A staunch opponent of the participation of the Papal States in the Italian Alliance, Petronelli was a reactionary conservative within the Holy See and was one of the early proponents of overthrowing the Bravanattis as the war began to wind down to an inevitable conclusion. Petronelli led the initial military coup against Niccolo Bravanatti and later maneuvered himself to a position of near-absolute power in Rome through most of 1944 and 1945, ordering the executions of Bravanatti and loyalists, and later his own political enemies. Petronelli came to odds with Luigi Pampini, the chief of the Roman police and another ranking member of the caretaker government, about the nature of postwar Italy and the potential participation of Rome in the new unified state. Petronelli also clashed with Pope Innocent XVII over the Catholic Church's efforts to exercise temporal power.

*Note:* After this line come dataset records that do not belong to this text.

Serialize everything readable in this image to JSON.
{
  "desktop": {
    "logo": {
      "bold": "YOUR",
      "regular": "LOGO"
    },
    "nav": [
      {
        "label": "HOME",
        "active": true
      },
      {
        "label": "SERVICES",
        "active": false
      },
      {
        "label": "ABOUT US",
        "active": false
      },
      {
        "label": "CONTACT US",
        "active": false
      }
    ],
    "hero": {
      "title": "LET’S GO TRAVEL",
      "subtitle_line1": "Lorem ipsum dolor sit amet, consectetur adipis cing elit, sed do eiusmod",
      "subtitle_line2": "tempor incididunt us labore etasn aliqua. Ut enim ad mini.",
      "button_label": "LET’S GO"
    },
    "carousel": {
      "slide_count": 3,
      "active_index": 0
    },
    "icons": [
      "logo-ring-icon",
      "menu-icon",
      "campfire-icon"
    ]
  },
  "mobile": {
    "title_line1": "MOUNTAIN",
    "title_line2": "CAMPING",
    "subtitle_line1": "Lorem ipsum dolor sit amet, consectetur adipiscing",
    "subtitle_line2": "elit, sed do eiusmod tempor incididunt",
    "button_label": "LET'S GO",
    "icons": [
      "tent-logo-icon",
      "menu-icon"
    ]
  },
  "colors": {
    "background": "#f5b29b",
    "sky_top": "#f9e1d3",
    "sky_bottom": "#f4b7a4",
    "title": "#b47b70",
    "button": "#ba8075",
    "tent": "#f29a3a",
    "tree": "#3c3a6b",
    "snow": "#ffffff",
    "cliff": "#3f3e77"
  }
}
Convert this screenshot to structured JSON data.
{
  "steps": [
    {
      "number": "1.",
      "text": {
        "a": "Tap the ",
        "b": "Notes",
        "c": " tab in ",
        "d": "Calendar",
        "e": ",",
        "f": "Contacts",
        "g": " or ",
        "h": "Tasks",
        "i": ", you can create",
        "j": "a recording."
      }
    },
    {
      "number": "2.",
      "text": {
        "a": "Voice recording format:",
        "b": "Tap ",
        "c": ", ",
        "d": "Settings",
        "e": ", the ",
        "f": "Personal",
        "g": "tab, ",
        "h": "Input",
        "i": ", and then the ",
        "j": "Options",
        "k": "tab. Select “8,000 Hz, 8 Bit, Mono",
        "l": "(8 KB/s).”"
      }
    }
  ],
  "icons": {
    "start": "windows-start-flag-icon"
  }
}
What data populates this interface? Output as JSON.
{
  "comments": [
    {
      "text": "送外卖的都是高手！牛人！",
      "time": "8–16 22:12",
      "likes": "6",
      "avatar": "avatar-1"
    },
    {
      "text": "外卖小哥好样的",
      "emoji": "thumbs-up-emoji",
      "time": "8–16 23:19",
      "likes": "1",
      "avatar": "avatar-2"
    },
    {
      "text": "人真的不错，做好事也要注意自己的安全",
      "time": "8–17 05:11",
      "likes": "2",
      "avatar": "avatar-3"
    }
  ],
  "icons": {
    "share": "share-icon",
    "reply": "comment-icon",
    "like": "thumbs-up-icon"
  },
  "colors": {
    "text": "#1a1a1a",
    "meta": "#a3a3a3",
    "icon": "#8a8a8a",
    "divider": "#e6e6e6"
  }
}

This clash eventually tore apart the Pampini-Petronelli coalition within the government, alienated the powerful Church from Petronelli's political programs and made Petronelli the unpopular and embattled military dictator of Rome from 1945 until 1948, when a cabal of officers demanded his resignation after choosing to throw their side in with the Papacy. Petronelli retired to his apartment in a Roman suburb and died in bankruptcy in 1950.